Forget Nordic exceptionalism: Scandinavia grew wealthy despite big government
I’ve just finished writing a global literature review of the relationship between government size and long-term economic growth. It addresses fundamental questions such as whether or not the relationship is positive or negative, and in which direction the causality runs. Does big government cause lower growth, or does lower growth cause bigger government?
The answer is that the more recent the study, the more sophisticated the methodology, and the more robust the finding that the relationship is negative and that it’s generally bigger government that causes lower growth, although there is reverse causality as well in the short term.
But nobody I talk to cites these issues, while everyone mentions the Nordic Model, as if it is somehow the exception which disproves the rule that big government is negative for long-term growth.
The Nordic Model has become the intellectual battleground over which the big versus small state war has played out in the twenty-first century. Scandinavian countries have seemingly perplexed free market economists with their ability to achieve world-class competitiveness rankings and high per capita incomes, while at the same time operating very high tax and public spending levels as a proportion of GDP.
But a close look at the evidence shows that the Nordic economies aren’t exceptional at all. They don’t defy the economic laws of gravity, they confirm them. When the size of government really started to grow in the 1960s and 1970s, there was economic stagnation.

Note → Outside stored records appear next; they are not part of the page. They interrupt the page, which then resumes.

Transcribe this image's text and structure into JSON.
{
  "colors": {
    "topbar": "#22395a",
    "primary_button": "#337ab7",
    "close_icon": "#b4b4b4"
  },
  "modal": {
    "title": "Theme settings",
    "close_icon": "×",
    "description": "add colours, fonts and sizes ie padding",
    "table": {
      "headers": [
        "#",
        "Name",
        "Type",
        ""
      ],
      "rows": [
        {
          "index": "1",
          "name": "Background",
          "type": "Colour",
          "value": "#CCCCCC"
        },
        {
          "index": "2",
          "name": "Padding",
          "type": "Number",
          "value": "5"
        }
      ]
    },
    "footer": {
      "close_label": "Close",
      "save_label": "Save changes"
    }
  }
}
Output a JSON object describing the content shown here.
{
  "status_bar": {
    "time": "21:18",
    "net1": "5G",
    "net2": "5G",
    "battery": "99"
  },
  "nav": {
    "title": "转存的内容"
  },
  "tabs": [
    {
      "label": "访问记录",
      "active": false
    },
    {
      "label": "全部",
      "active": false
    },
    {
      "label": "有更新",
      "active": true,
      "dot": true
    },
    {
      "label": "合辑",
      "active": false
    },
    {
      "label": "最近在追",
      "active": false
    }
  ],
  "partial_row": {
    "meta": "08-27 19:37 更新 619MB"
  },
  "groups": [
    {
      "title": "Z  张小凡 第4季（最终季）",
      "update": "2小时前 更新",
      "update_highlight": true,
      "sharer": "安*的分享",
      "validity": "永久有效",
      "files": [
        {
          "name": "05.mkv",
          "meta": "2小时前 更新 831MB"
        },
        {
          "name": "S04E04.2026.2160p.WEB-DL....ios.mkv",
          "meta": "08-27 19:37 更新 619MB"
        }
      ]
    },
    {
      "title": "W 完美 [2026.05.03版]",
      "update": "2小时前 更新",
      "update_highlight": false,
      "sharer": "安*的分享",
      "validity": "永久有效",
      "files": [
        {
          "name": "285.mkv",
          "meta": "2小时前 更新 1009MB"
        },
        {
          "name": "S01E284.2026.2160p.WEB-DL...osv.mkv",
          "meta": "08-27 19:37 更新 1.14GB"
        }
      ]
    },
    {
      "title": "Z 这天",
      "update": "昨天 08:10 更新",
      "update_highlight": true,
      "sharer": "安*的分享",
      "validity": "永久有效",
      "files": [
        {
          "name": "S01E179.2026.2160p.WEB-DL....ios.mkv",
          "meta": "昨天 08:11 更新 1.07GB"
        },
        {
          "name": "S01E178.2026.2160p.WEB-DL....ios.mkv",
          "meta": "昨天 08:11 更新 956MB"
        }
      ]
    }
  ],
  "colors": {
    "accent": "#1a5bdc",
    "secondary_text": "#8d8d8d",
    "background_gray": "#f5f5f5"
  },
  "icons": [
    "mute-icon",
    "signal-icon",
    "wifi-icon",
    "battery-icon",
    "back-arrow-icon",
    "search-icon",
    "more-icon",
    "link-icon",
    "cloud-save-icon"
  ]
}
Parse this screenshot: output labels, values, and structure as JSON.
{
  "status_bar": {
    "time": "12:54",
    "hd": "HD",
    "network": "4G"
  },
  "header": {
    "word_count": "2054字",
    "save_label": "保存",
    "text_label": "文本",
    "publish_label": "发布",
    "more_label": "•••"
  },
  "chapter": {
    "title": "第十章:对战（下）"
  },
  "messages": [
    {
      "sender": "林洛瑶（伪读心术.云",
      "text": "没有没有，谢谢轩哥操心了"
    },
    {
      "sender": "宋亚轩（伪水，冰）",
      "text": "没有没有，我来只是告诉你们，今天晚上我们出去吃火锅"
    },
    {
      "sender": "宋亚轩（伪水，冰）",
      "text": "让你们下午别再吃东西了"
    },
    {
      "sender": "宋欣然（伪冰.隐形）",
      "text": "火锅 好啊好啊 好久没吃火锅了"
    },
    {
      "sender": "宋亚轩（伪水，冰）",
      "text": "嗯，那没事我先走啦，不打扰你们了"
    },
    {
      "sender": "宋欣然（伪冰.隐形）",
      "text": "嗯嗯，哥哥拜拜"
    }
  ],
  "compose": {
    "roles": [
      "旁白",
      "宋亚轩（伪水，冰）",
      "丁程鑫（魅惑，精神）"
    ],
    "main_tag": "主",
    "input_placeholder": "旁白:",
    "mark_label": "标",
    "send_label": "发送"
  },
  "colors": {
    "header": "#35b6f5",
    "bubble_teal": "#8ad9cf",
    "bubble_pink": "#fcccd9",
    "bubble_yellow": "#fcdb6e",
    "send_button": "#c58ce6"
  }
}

Indeed, the primary reason for the relatively strong performance of the Nordic economies in recent decades has been a retreat of government. Over the 15 years prior to The Great Recession, the public spending share fell by 20 percentage points of GDP in Sweden. The smallest fall in the share was in Denmark, where it still managed to drop 10 percentage points. These reductions in spending “crowded in” the private sector, as the state shrank from stratospheric to very high levels. The Nordic economies have performed well not because of but despite having big governments. But how? I would suggest there are three factors: first, market-friendly policies elsewhere; second, high levels of trust; and third, the legacy of a historically strong work ethic.
These economies offset the negative effects of large governments by applying market-friendly policies in other areas, such as trade openness. The Scandinavian economies have relatively high levels of economic freedom, and on some dimensions of economic freedom actually score higher than the USA.
Small homogenous countries, with high levels of trust, can get away with – up to a point – larger welfare states in a way that larger economies cannot. Trust also reduces “transaction costs” and therefore encourages greater economic activity. So powerful is the effect that some studies show that the positive effect of trust outweighs the negative effect of big government on growth. The danger, of course, is that the rise of the welfare state and a dependency culture undermines trust, makes the welfare state increasingly inefficient, and reduces growth prospects all at the same time.
Historically, Nordic economies experienced a very strong work ethic – in the harsh climate it was needed to survive. And combined with high levels of trust, this resulted in a situation where high taxes and welfare benefits did not discourage work as might have been expected. Throw in market-friendly policies elsewhere, and Nordic exceptionalism looks very unexceptional.